The resulting parallel speedups seem reasonable and are significant in magnitude. It might be easier to see the parallel efficiency if plotted differently, e.g. on a log-log plot, or with a theoretical maximum speedup curve (equal to number tasks) superimposed, or speedup as a fraction of theoretical. I am not sure I would say that optimized walltime is nearly constant up to three orders of magnitude in task count; we'd expect it to be constant when the tasks are less than the concurrency cap of 200 cores, but it should (and does) increase after that. The speedup graphs are not as informative as they could be, for that reason, because the baseline was never run (and the speedup calculated) for task sizes exceeding the number of cores, where different speedup behavior is expected (of course this is because of the increasing expense of running the baseline) - perhaps at least one long baseline analysis at (say) 400 cores could be run?
Other than that, a few other points to consider:
Could the GAM have been fit directly to the data instead of to GP emulator samples? The GAM essentially is a simple emulator (neglecting parameter interactions).

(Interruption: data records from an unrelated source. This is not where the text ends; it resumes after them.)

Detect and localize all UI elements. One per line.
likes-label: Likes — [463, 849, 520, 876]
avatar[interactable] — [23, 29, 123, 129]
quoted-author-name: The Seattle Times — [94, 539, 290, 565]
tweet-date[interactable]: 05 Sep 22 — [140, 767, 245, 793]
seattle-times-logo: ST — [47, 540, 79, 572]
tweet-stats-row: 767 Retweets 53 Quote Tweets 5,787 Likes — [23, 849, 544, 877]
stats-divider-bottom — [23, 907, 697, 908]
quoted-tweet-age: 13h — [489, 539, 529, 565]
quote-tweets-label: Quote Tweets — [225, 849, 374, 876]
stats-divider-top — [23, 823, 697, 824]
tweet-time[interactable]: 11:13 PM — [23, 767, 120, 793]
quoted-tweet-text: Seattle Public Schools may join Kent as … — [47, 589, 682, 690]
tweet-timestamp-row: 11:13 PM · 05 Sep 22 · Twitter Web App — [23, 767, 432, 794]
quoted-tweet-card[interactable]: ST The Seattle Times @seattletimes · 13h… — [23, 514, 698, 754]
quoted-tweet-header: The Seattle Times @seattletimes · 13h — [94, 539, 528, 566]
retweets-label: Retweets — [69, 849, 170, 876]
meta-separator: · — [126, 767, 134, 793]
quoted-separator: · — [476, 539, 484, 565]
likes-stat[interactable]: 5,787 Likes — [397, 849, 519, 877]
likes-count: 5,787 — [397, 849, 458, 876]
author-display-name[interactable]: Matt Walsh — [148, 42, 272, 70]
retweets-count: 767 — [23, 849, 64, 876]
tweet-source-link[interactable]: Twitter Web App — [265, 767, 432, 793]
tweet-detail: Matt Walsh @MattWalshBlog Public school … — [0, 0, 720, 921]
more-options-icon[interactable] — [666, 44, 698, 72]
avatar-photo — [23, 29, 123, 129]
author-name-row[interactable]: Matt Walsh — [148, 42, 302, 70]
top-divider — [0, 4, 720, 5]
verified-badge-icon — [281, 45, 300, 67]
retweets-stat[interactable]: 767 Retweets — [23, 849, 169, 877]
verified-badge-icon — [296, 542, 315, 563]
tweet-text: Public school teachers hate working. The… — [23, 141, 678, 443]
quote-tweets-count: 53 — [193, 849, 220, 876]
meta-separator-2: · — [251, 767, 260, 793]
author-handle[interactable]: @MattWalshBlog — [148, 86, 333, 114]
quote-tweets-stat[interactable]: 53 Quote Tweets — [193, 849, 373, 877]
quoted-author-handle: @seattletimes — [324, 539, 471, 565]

It may be worth pointing out that the GAM sensitivity analysis is like a (unnormalized) first-order Sobol' sensitivity analysis with the assumption that there are no between-parameter interactions.
Could this software be extended to analyze time series at a grid cell? This would require a different form of emulator and different distribution of data onto tasks. (Obviously a spatial analysis would be harder since communication across boundaries would become inevitable, although spatially-partitioned Gaussian processes can be applied.)